MPLinker reframes issue-commit link recovery as a cloze task using multi-template prompt-tuning and adversarial training to exploit pre-trained language models more effectively for software traceability. It introduces three prompt architectures (Single-template, Multi-template, CLSPrompt) and shows that the multi-template approach, combined with adversarial training, delivers state-of-the-art ILR performance across six open-source projects, with high metrics such as F1 around 96% and ACC around 98%. RoBERTa emerges as the most robust PLM for this task, while adversarial training generally improves performance and generalization, especially on larger datasets. The work provides practical guidelines for template design, demonstrates strong cross-project applicability, and offers a replication package to facilitate adoption in real-world software maintenance workflows.

Abstract

In recent years, the pre-training, prompting and prediction paradigm, known as prompt-tuning, has achieved significant success in Natural Language Processing (NLP). Issue-commit Link Recovery (ILR) in Software Traceability (ST) plays an important role in improving the reliability, quality, and security of software systems. The current ILR methods convert the ILR into a classification task using pre-trained language models (PLMs) and dedicated neural networks. these methods do not fully utilize the semantic information embedded in PLMs, resulting in not achieving acceptable performance.
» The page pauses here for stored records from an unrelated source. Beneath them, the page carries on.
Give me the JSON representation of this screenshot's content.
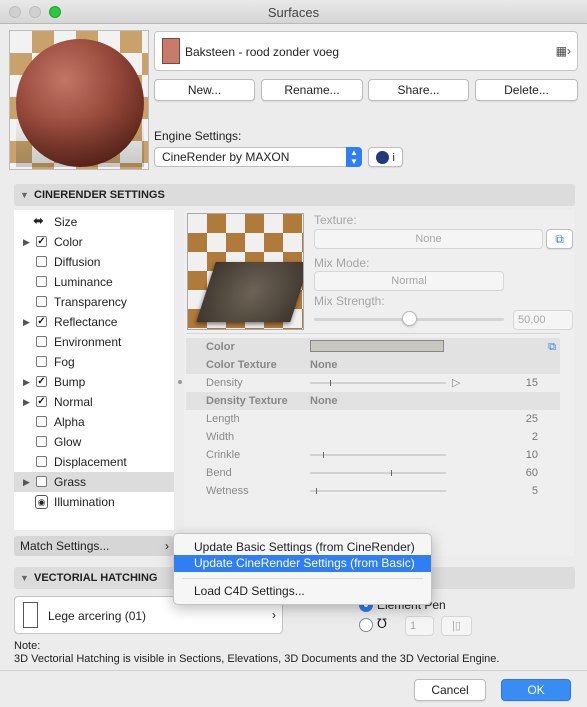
{
  "window": {
    "title": "Surfaces"
  },
  "surface": {
    "name": "Baksteen - rood zonder voeg",
    "swatch_color": "#c87b6b"
  },
  "surface_buttons": {
    "new": "New...",
    "rename": "Rename...",
    "share": "Share...",
    "delete": "Delete..."
  },
  "engine": {
    "label": "Engine Settings:",
    "value": "CineRender by MAXON"
  },
  "cinerender_section": {
    "title": "CINERENDER SETTINGS"
  },
  "channels": [
    {
      "label": "Size",
      "icon": "resize-icon",
      "checked": null,
      "expandable": false
    },
    {
      "label": "Color",
      "checked": true,
      "expandable": true
    },
    {
      "label": "Diffusion",
      "checked": false,
      "expandable": false
    },
    {
      "label": "Luminance",
      "checked": false,
      "expandable": false
    },
    {
      "label": "Transparency",
      "checked": false,
      "expandable": false
    },
    {
      "label": "Reflectance",
      "checked": true,
      "expandable": true
    },
    {
      "label": "Environment",
      "checked": false,
      "expandable": false
    },
    {
      "label": "Fog",
      "checked": false,
      "expandable": false
    },
    {
      "label": "Bump",
      "checked": true,
      "expandable": true
    },
    {
      "label": "Normal",
      "checked": true,
      "expandable": true
    },
    {
      "label": "Alpha",
      "checked": false,
      "expandable": false
    },
    {
      "label": "Glow",
      "checked": false,
      "expandable": false
    },
    {
      "label": "Displacement",
      "checked": false,
      "expandable": false
    },
    {
      "label": "Grass",
      "checked": false,
      "expandable": true,
      "selected": true
    },
    {
      "label": "Illumination",
      "icon": "illumination-icon",
      "checked": null,
      "expandable": false
    }
  ],
  "texture_panel": {
    "texture_label": "Texture:",
    "texture_value": "None",
    "mix_mode_label": "Mix Mode:",
    "mix_mode_value": "Normal",
    "mix_strength_label": "Mix Strength:",
    "mix_strength_value": "50,00",
    "mix_strength_level": 0.5
  },
  "grass_props": {
    "color_label": "Color",
    "color_value": "#c8c8c0",
    "color_texture_label": "Color Texture",
    "color_texture_value": "None",
    "density_label": "Density",
    "density_value": "15",
    "density_texture_label": "Density Texture",
    "density_texture_value": "None",
    "length_label": "Length",
    "length_value": "25",
    "width_label": "Width",
    "width_value": "2",
    "crinkle_label": "Crinkle",
    "crinkle_value": "10",
    "bend_label": "Bend",
    "bend_value": "60",
    "wetness_label": "Wetness",
    "wetness_value": "5"
  },
  "match_settings": {
    "label": "Match Settings..."
  },
  "match_menu": {
    "item1": "Update Basic Settings (from CineRender)",
    "item2": "Update CineRender Settings (from Basic)",
    "item3": "Load C4D Settings..."
  },
  "hatching_section": {
    "title": "VECTORIAL HATCHING"
  },
  "hatching": {
    "name": "Lege arcering (01)",
    "pen_option": "Element Pen",
    "pen_number": "1"
  },
  "note": {
    "label": "Note:",
    "text": "3D Vectorial Hatching is visible in Sections, Elevations, 3D Documents and the 3D Vectorial Engine."
  },
  "dialog_buttons": {
    "cancel": "Cancel",
    "ok": "OK"
  },
  "colors": {
    "accent": "#2f7ef3",
    "brick": "#9c4e3f"
  }
}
To address this limitation, we introduce a novel paradigm: Multi-template Prompt-tuning with adversarial training for issue-commit Link recovery (MPLinker). MPLinker redefines the ILR task as a cloze task via template-based prompt-tuning and incorporates adversarial training to enhance model generalization and reduce overfitting. We evaluated MPLinker on six open-source projects using a comprehensive set of performance metrics. The experiment results demonstrate that MPLinker achieves an average F1-score of 96.10%, Precision of 96.49%, Recall of 95.92%, MCC of 94.04%, AUC of 96.05%, and ACC of 98.15%, significantly outperforming existing state-of-the-art methods. Overall, MPLinker improves the performance and generalization of ILR models, and introduces innovative concepts and methods for ILR. The replication package for MPLinker is available at https://github.com/WTU-intelligent-software-development/MPLinker

Paper Structure

This paper contains 25 sections, 25 equations, 5 figures, 8 tables.

Figures (5)

  • Figure 1: The motivation for prompt-tuning PLMs for ILR. Figure 1.a and Figure 1.b illustrate common pre-training tasks. Figure 1.a shows the masked language model (MLM), while Figure 1.b illustrates the next sentence prediction (NSP). Figures 1.c and 1.d depict the use of PLMs for downstream tasks. Figure 1.c shows the fine-tuning of the PLM for ILR, whereas Figure 1.d represents the prompt-tuning of the PLM for ILR.
  • Figure 2: The overview of MPLinker. Multi-template Prompt on the left and adversarial training on the right.
  • Figure 3: The comparison of Single-template Prompt, Multi-template Prompt, and CLSPrompt.
  • Figure 4: Performance comparison of three PLMs across six projects.
  • Figure 5: The mean, standard deviation for the ILR task across three PLMs: RoBERTa, BERT, and GPT-2.